PGP is not a good replacement – https://latacora.micro.blog/2019/07/16/the-pgp-problem.html
Also, Microsoft have other encryption named “Microsoft Purview Message Encryption” which requires an E3 – so all is not lost.
The Microsoft Purview Message Encryption is a DRM, which therefore implicitly ends up using stronger cryptography.
However DRMs aren’t a good solution since it ties restrictions by default to the protected files.
This includes restricting opening the files at all if disconnected from Internet & such (which computer, how many viewings […]).

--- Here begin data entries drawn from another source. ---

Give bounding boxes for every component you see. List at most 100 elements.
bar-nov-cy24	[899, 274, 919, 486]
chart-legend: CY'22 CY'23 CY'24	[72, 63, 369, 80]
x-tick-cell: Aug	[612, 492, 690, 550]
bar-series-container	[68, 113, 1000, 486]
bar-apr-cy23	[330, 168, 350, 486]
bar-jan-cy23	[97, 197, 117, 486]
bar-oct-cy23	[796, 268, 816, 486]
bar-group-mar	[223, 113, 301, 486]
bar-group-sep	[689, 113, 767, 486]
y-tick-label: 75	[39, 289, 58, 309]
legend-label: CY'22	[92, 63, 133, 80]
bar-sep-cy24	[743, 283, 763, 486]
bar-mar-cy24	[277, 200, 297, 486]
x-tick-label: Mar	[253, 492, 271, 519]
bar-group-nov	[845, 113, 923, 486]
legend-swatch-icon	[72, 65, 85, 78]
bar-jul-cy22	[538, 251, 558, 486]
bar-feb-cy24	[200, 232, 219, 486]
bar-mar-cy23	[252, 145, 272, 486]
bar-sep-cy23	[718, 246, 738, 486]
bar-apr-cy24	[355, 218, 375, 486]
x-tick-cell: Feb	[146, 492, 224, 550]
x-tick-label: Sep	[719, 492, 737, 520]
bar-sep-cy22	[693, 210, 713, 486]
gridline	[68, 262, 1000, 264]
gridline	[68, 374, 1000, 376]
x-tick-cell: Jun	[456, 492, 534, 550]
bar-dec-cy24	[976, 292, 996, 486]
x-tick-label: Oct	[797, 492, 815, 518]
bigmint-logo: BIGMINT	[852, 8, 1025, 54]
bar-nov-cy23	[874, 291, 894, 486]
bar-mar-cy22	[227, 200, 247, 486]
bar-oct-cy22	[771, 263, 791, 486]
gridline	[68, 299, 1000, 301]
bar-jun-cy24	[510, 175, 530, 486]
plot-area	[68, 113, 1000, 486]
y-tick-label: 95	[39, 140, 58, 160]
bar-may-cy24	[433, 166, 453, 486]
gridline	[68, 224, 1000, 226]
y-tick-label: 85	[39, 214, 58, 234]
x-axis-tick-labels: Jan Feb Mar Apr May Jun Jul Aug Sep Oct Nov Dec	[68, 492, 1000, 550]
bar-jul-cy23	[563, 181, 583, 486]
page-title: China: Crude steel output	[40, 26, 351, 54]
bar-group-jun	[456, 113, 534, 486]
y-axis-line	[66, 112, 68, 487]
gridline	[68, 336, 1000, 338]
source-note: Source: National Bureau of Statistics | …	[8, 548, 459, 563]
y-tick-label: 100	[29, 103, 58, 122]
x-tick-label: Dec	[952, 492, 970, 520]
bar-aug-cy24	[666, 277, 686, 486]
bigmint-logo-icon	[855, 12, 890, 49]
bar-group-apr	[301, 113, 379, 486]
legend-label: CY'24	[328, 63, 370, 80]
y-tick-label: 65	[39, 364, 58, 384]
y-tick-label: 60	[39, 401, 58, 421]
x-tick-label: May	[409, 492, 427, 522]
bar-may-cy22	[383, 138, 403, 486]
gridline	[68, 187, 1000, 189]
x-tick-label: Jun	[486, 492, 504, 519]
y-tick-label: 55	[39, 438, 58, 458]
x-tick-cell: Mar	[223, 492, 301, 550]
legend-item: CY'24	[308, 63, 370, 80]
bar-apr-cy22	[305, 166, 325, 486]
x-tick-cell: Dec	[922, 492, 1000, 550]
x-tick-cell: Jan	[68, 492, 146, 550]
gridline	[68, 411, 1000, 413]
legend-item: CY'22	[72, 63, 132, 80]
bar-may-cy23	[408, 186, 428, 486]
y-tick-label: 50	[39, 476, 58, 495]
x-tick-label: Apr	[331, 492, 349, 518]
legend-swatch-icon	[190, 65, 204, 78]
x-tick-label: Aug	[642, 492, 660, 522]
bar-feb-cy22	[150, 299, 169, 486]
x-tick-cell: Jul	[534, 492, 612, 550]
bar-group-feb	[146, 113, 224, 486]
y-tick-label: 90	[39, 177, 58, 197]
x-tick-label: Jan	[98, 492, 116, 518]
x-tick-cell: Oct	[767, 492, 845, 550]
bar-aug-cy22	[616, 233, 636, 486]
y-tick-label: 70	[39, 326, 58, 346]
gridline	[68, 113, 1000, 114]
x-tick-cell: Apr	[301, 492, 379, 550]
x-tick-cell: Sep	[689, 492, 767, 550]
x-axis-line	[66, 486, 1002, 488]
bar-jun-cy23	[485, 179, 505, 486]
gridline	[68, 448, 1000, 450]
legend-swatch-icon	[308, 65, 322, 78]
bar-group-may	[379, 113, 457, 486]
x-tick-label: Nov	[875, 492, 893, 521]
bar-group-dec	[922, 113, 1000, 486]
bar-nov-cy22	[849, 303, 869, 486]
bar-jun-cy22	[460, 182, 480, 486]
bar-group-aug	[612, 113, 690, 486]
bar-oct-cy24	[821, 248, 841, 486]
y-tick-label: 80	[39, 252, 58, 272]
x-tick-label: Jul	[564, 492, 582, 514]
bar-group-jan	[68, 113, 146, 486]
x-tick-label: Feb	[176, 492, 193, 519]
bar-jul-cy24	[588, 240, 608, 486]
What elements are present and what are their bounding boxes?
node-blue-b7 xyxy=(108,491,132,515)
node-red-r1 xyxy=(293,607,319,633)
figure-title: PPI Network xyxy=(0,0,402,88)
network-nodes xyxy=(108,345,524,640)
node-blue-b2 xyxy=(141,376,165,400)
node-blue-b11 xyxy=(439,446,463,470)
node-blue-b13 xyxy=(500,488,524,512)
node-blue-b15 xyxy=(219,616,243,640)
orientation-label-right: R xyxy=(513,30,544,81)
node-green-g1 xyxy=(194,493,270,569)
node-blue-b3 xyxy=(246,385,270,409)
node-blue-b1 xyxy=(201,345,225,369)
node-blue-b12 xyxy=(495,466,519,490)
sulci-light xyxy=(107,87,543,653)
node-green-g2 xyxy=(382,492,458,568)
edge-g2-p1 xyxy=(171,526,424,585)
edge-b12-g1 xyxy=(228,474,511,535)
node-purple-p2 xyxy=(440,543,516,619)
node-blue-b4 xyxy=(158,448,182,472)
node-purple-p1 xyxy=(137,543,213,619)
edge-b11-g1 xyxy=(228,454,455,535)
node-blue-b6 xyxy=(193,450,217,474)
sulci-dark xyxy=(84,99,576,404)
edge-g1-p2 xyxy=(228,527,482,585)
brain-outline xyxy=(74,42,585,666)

I don’t know enough about the Purview Message Encryption other than it being a DRM, so it could perhaps be possible to ship unrestricted decryption keys for your DRM-protected files afterwards while benefiting from stronger cryptography.
This also reminds me of one idea I had of sharing DRM-protected PDF files with careless companies, letting them view the docs for a little while, then revoking DRM access next time they try to fetch a key from my own server.
This way careless companies when breached will end up leaking a defective PDF file which can’t be opened anymore.
Not sure whether there’s any good built-in DRM for Adobe Reader though.
PGP does have a big forward secrecy problem, unless you make sure to manually erase PGP private keys older than X number of days or such.
Great article, thank you. Is the encryption feature in 7zip any good? Using the AES-256
I haven’t looked at the 7zip code to see how it uses AES. Strictly speaking, “AES-256” doesn’t tell you enough about how the encryption is done, given that it doesn’t say which encryption mode was used (e.g. ECB, CBC, CFB, CTR, GCM and many other choices requiring different combinations of key, IV, setup and data flow during the enrcyption process).
Any readers who use 7z’s encryption able to comment?